Federer, who was the last man standing at the Madrid Open last week, took one hour 47 minutes to record a 6-2 5-7 6-1 success against Ferrero, a former world No. 1.

He is now one step closer to a first Rome title - but a slump in the second frame, when he looked fatigued and a host of errors crept in, will be of some concern.

Ferrero held his own in the first set until the sixth game, when Federer converted his third break point with a brilliant cross-court forehand winner that just clipped the line. Federer had taken a few games to feel his opponent out, but once he had sussed the Spaniard's strategy, it was one-way traffic - and Ferrero did not seem to have the variety in his locker to pose a different sort of problem. The Swiss maestro took the opening set with a breathtaking backhand that gave him a second break.

Ferrero found his feet again early in the second, trying to play with more aggression in a bid to disrupt his opponent, who was apparently riding a smooth wave to victory. To Ferrero's credit, it seemed to work, as Federer lost a lot of his sharpness, coughing up an uncharacteristic string of unforced errors in the midsection of the second frame to leave the score tied at 4-4 - and the momentum shifting towards Ferrero.

There was nothing between the players in the ninth game, with Federer eventually managing to scrape his way through a nervy service game, but Ferrero got the reward his resurgence merited in the 11th, breaking to move 6-5 up.

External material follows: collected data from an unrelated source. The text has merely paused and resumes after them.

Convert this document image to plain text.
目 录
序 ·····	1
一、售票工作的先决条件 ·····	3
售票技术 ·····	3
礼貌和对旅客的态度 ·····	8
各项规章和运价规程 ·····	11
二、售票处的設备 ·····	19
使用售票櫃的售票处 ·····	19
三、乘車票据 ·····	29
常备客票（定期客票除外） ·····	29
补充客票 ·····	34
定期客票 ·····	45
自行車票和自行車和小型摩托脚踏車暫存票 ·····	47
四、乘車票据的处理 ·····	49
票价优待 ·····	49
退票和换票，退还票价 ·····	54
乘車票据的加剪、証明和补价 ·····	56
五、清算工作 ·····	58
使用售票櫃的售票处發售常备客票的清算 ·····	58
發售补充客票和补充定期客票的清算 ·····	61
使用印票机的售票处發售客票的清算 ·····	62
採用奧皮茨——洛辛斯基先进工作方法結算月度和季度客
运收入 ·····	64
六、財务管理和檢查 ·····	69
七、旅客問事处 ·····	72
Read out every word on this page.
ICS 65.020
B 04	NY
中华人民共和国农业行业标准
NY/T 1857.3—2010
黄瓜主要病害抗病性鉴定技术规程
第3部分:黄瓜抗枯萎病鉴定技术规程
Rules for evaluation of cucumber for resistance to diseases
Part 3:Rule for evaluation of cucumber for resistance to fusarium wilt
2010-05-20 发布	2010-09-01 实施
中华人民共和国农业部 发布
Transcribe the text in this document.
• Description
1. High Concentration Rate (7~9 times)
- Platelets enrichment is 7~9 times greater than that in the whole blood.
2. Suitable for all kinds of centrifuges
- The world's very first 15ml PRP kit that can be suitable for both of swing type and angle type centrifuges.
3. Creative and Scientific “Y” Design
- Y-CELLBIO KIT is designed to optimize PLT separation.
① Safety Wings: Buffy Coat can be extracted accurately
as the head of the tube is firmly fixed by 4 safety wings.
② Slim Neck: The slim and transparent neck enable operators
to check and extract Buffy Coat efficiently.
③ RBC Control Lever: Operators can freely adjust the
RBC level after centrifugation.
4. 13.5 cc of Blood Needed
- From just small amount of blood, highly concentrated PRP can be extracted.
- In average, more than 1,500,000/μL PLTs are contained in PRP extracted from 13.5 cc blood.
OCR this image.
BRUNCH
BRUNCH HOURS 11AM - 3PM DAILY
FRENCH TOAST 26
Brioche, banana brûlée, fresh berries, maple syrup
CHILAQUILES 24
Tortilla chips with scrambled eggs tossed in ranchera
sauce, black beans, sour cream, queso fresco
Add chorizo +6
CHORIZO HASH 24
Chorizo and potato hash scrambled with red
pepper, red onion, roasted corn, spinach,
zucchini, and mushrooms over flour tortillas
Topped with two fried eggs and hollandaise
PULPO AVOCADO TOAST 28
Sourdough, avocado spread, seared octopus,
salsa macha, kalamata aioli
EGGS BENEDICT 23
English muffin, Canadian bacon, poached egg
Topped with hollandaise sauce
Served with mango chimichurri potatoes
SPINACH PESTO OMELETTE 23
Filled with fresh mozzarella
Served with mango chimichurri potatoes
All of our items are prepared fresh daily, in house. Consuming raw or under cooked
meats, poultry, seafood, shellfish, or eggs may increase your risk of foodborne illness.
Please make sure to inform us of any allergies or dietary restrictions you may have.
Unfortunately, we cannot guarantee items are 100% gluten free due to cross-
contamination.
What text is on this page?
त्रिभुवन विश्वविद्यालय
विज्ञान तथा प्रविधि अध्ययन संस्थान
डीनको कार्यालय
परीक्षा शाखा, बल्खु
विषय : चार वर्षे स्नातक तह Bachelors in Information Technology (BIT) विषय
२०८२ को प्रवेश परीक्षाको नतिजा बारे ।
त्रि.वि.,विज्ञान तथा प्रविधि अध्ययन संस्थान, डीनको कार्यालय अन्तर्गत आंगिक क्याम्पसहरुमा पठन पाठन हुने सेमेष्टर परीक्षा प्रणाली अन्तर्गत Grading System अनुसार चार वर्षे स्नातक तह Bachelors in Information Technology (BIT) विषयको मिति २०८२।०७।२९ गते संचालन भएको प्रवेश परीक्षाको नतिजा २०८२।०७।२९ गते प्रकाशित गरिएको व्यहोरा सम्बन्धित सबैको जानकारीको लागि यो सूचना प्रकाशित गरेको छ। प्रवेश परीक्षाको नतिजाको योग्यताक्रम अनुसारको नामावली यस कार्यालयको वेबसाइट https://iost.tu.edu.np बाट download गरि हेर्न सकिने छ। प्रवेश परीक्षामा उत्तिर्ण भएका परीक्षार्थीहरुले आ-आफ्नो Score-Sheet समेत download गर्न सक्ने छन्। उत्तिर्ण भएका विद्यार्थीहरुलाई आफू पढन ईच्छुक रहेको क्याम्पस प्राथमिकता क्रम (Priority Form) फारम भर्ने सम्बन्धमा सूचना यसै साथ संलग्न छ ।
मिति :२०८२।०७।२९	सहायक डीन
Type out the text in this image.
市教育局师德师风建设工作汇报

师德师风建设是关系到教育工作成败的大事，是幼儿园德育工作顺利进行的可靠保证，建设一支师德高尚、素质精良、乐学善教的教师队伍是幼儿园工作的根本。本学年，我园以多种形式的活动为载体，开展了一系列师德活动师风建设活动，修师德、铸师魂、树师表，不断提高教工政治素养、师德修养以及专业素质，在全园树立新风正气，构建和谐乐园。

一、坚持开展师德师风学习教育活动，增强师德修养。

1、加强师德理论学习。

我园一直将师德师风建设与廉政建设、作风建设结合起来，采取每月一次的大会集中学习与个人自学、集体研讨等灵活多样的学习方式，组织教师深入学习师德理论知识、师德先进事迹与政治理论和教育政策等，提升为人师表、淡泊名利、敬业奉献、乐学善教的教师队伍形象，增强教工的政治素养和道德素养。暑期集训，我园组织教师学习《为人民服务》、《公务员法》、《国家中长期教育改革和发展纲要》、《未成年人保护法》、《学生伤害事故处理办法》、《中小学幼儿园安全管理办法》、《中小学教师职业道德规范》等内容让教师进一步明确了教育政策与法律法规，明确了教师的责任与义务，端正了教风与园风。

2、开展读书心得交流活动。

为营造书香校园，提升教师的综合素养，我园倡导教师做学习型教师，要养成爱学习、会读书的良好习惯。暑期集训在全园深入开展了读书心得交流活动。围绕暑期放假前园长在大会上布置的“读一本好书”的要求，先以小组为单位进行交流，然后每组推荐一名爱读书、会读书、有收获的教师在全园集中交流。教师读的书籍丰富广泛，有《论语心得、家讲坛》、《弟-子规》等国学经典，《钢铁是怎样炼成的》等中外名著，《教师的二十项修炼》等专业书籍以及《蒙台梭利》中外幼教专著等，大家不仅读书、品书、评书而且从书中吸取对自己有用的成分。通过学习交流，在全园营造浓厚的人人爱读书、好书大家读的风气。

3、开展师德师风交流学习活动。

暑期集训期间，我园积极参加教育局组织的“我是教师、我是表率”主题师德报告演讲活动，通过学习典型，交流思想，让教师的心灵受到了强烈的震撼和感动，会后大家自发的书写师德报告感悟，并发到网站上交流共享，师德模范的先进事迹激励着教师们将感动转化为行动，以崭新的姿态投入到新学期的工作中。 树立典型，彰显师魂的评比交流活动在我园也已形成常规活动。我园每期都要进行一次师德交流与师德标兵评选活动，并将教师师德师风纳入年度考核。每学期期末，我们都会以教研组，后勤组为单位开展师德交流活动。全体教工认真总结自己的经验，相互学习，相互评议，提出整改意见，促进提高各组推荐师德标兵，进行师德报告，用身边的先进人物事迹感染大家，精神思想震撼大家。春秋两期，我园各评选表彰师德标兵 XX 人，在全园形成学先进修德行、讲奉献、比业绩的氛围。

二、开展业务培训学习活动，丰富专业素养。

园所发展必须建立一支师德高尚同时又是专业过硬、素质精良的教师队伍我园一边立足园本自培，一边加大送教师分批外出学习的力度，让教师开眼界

Ferrero subsequently slipped 0-30 behind, yet showed his resilience to come back and level at one set each.

Federer smoothed off his jagged edges early in the third stanza, grabbing a break in the second game to re-assert his authority, and take some of the steam out of Ferrero's surge. A second break in the sixth game decisively flattened Ferrero, and allowed the world No. 2 - eventually - find his way through to the next round.